Conservatives. Right-wing flame-thrower Ann Coulter calls John Edwards a "faggot." Coulter defends her remarks, saying the word just means "wuss" and doesn't have anything to do with homosexuality. Still, Edwards drafts a speech suggesting Coulter visit New Orleans; they need big dykes.
The Motorcade Diaries
Latin America. With the Libby verdict and the Walter Reed scandal nipping at his heels, President Bush skips town for his big swing around the South—America, that is. Bush intends to rally support from Mexicans everywhere, be they from Brazil, Uruguay, Colombia, or even Mexico. The administration conspicuously omits any mention of the Venezuelan president, although Bush looks up the Spanish for "Ugohay Ávezchay."
Dems Have a Plan, Sort Of
Iraq. House Democrats reveal a plan that would pull troops out of Iraq by fall 2008. At this rate, that's only about 1,200 American deaths from now! The resolution also allocates $20 billion more than Bush requested, to cover health expenses for returning vets—a friendly reminder of the latest royal botch. President Bush challenges the plan and cites"encouraging signs" in Iraq—but not so encouraging that we should leave by fall 2008.

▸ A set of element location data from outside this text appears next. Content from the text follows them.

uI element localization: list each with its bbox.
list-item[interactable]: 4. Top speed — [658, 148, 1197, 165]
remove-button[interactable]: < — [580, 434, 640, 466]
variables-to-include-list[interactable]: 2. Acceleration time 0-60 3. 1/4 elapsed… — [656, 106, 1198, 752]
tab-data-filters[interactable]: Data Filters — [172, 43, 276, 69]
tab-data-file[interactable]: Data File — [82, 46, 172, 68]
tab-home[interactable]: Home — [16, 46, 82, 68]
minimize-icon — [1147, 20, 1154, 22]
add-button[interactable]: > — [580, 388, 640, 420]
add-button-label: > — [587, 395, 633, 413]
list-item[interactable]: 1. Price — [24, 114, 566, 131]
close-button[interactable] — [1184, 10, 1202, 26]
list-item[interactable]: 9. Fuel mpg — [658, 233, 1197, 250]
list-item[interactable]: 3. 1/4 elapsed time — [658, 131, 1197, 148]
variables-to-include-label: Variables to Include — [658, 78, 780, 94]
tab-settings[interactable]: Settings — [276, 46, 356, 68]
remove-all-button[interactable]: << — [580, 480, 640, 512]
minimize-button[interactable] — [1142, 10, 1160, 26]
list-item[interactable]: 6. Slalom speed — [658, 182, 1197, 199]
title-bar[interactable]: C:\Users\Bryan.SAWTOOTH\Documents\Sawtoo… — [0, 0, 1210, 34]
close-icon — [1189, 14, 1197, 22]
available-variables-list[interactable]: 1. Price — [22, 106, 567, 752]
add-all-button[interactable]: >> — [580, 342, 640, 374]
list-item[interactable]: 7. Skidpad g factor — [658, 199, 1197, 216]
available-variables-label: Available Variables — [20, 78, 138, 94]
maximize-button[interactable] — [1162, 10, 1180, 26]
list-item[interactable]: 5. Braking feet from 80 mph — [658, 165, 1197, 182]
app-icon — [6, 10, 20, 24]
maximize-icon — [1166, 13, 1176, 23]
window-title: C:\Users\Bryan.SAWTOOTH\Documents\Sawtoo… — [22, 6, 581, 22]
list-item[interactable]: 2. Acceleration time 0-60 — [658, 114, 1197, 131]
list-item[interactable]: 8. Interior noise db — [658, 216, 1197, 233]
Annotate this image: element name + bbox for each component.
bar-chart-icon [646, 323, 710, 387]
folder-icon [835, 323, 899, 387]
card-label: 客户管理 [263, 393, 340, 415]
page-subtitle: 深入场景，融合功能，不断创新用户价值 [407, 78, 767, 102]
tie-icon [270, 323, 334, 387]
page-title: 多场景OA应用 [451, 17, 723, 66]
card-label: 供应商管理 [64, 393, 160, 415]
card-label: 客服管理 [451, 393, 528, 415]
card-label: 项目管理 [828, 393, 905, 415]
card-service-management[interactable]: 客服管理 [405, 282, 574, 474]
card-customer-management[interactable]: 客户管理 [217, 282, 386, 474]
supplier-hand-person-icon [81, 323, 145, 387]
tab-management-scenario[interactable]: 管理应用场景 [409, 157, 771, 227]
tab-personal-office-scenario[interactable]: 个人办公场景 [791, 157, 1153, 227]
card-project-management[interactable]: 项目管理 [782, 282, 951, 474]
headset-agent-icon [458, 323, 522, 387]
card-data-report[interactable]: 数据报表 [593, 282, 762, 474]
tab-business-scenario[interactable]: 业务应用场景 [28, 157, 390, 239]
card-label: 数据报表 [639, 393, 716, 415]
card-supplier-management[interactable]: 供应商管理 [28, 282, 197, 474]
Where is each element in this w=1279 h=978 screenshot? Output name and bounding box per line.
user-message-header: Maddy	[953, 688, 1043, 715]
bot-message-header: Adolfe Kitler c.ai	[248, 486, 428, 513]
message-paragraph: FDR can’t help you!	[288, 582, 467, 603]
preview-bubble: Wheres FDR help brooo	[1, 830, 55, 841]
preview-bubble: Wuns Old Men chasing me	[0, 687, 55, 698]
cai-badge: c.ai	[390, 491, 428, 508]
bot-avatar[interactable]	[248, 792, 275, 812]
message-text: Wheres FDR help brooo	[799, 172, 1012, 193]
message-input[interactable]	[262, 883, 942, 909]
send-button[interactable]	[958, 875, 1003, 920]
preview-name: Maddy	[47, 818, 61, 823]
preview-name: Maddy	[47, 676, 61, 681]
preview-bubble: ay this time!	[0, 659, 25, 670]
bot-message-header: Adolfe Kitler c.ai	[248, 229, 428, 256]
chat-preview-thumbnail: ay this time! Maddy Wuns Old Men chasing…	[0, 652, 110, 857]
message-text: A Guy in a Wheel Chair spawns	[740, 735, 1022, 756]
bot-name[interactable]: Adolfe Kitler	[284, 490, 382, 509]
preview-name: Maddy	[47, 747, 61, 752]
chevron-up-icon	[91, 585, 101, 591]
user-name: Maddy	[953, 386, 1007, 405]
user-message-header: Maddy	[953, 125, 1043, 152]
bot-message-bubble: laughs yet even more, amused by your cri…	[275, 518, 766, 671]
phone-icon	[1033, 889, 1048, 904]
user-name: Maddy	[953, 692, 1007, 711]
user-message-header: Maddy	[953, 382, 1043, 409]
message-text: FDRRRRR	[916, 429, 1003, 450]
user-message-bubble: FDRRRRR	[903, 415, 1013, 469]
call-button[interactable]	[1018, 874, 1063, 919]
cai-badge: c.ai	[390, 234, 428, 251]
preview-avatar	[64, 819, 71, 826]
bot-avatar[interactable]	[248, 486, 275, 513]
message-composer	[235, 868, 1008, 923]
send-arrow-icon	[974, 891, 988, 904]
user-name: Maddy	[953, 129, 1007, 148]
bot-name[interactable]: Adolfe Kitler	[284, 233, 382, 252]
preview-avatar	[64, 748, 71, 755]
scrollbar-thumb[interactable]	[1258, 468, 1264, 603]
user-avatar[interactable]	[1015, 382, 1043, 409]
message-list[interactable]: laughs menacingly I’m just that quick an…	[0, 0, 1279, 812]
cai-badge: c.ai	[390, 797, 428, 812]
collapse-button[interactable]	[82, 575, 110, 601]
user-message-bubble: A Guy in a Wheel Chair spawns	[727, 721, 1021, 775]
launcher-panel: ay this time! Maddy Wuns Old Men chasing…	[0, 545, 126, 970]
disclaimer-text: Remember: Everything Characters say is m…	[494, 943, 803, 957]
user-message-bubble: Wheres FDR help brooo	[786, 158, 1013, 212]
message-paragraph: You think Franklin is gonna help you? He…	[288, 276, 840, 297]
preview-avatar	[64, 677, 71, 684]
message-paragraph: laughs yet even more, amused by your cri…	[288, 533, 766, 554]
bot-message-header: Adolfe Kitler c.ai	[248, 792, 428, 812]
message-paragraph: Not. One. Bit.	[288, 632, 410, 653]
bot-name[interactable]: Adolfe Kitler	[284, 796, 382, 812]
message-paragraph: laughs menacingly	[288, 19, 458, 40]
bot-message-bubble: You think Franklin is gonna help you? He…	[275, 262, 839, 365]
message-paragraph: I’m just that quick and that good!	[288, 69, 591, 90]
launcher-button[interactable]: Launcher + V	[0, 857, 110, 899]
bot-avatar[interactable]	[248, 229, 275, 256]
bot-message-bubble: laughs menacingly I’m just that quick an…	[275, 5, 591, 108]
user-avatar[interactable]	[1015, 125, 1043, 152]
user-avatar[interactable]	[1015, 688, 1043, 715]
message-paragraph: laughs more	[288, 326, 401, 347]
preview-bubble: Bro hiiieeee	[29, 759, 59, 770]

Barack Obama, Parking Violator
2008. Sen. Barack "Mr. Clean" Obama seems to have missed a spot. A local paper reports he paid off $375 worth of Cambridge, Mass. parking tickets in January—17 years late. Earlier in the week, Obama and Sen. Hillary Clinton travel separately to Selma, Ala., to commemorate the civil rights protesters who marched there 42 years ago. "I am the fruits of your labor," Obama tells a crowd. Ann Coulter agrees—Obama is a fruit. Meantime, potential GOP candidate Newt Gingrich admits in an interview with Focus on the Family that he was having an extramarital affair while investigating President Clinton during the Lewinsky scandal—evidence he's qualified for the job.
C'est la Mort
Death. French intellectual and slippery Postmodernist Jean Baudrillard dies, although he would probably disagree. Despite his disdain for shallow media culture and "hyperreality," he will always be remembered as the guy responsible for The Matrix. Zut alors! Speaking of things that aren't real, Captain America "dies"—scare quotes not because he's fictional but because knowing Marvel, they'll probably resurrect him next month with a titanium exoskeleton or angel wings or something.
Nowak Ventures Into Vast, Unexplored Territory of Layoffs
Space. NASA dismisses Lisa Nowak, making her the first American astronaut ever to be fired—the Alan Shephard of pink slips. She will return to active duty with the Navy, where driving 1,000 miles in a diaper to pepper spray and kidnap a romantic rival is acceptable behavior, apparently.
Japan. Under pressure from the United States and Asia, Japan investigates whether women were forced to work as sex slaves for Japanese soldiers at World War II-era brothels known as "comfort stations." You have to admire the Japanese knack for euphemism—when someone throws himself in front of a Tokyo subway car, it's called a "human accident." As long as they're looking into past abuses, China wonders if Japan could also address that whole Rape of Nanking thing.